Later that spring, she called me one afternoon to tell me that she wouldn’t be coming down to dinner because she had fallen and injured her back. Part of me wanted to say, “Fine,” hang up the phone and continue on with what I was doing. I didn’t of course. I went up to find her lying on her bed in a considerable amount of pain. I asked her what happened, and she explained that she had been making her bed. When she took the end of her quilt and tried to whisk it up to the pillow end, she had fallen and landed on her tailbone. I let my siblings know, gave my mother some Tylenol, and helped her get through the day. She seemed fine as long as she was lying down. The next morning, she had significant pain and I had to figure out how to help her out of bed so she could get to the bathroom. This involved reaching in and putting my arms around her, just under her arms, then lifting her in a way that would enable her to keep her spine straight. I was glad that I had been going to the gym all these years, because this was a prime scenario for anyone who wasn’t fit to injure their own back in the process of trying to help another.

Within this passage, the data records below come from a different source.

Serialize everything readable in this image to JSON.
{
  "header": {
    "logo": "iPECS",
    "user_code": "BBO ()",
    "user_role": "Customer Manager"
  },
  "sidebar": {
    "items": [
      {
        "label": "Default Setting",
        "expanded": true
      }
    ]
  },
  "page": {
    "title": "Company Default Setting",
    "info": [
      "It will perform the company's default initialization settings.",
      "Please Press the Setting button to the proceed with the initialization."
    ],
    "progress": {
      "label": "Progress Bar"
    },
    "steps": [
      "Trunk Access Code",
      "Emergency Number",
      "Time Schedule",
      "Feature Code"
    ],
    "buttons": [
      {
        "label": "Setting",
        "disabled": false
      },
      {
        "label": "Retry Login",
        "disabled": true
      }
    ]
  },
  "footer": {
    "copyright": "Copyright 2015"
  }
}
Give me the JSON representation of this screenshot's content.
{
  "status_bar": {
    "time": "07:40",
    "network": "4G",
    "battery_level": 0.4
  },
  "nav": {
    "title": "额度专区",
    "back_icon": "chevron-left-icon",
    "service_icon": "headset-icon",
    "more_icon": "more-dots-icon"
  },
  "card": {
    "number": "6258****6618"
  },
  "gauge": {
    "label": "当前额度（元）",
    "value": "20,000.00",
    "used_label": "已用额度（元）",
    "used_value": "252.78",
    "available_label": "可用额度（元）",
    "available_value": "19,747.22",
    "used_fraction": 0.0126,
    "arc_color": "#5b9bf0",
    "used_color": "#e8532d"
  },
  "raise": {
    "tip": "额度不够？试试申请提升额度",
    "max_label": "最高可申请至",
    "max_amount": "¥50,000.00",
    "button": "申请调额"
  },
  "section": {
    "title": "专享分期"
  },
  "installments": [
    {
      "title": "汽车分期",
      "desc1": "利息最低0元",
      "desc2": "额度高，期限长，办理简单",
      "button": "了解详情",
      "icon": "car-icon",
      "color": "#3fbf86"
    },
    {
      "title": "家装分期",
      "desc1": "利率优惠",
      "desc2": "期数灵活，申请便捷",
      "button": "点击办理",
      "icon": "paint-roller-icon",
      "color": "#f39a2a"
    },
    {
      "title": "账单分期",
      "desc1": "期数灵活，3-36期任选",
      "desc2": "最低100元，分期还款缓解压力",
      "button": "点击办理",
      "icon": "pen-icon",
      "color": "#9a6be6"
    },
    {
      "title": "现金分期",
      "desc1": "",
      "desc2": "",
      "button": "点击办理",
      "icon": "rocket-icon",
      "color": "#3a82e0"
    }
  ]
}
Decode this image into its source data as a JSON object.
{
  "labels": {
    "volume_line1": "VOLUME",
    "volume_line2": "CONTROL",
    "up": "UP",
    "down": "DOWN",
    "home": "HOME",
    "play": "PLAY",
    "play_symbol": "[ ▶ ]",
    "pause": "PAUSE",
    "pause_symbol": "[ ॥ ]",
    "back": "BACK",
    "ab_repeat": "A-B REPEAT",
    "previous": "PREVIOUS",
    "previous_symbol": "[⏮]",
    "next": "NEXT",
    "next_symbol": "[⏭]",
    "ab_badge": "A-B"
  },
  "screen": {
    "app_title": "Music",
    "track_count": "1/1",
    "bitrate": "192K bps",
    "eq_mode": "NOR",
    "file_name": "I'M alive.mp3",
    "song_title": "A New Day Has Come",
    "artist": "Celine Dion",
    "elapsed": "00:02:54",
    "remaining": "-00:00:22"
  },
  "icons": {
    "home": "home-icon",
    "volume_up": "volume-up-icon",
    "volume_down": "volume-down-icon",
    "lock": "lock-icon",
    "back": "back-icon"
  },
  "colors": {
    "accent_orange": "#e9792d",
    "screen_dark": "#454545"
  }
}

I called the doctor, and he offered to come and see her which was really nice of him. I went out and bought her a walker, as she could no longer walk without support. The doc visited, assessed her, and did need her to go for an X-ray, which we managed. Thankfully the hospital was only minutes away so she did not have to sit upright in the van for long. Turned out that she had a compression fracture in her lower vertebrae which would take some time to heal. I began sleeping in the spare room in her apartment, so I could help her get out of bed if she needed to get to the bathroom in the night. She made it clear that she was in pain, but I managed to continue to lift her, to sort her out the best I could. Again, not having anyone else around was lousy. I felt like I was being judged by those at a distance, and my mother, and if I slipped up at all–in fact I felt like my mother was waiting for me to slip up, to dribble poorly and lose the ball. Then she could blame someone else for her misery; interesting, I think she’s been looking for someone to blame ever since her husband, our father committed suicide in 2004. That never occurred to me until just now, while writing this.
 
There are people who recoil when I say that I don’t really like my mother. I make it clear that I still want the best for her. She never ate a processed meal while I was looking after her, and I tried to make her environment pleasant. I painted a vase of flowers for her to put up on her bedroom wall, something with vibrant colours that she could see despite her blindness. My sister asked her if she wanted me to do more painting for her, and she said, “No, that’s enough.” For a while, I was playing along, being all subservient and deferring to her as she was my mother, but then, I realized that no, she offered nothing for me to love, no tendril or root onto which I could graph my own, rightful need for love. It felt good to come clean.
 
To continue the basketball analogy, she never threw me the ball, or set me up for any possibility for a basket; instead, I had to come and get it. Not so with my husband early on, or my brother during those early years. I have people ask me how my mother is now that I am no longer looking after her. When I say, “I really don’t care,” I feel like I’m speaking the truth about someone who really, never showed up for anyone. I’ve learned from this, and regularly reach out to my boys to see how they’re doing. It’s likely that I’ve screwed them up in other ways–the horror of the leech incident notwithstanding, but I at least make a good effort to communicate, to talk about important things. Yeah, I walked into a wall. It was funny. If I get another chance to step inside an armoire, I would take it without hesitation. I’m no longer so nauseatingly timid. There is nothing I am faking, no airs being put on just for looks. I will tell you the truth. This much I have learned.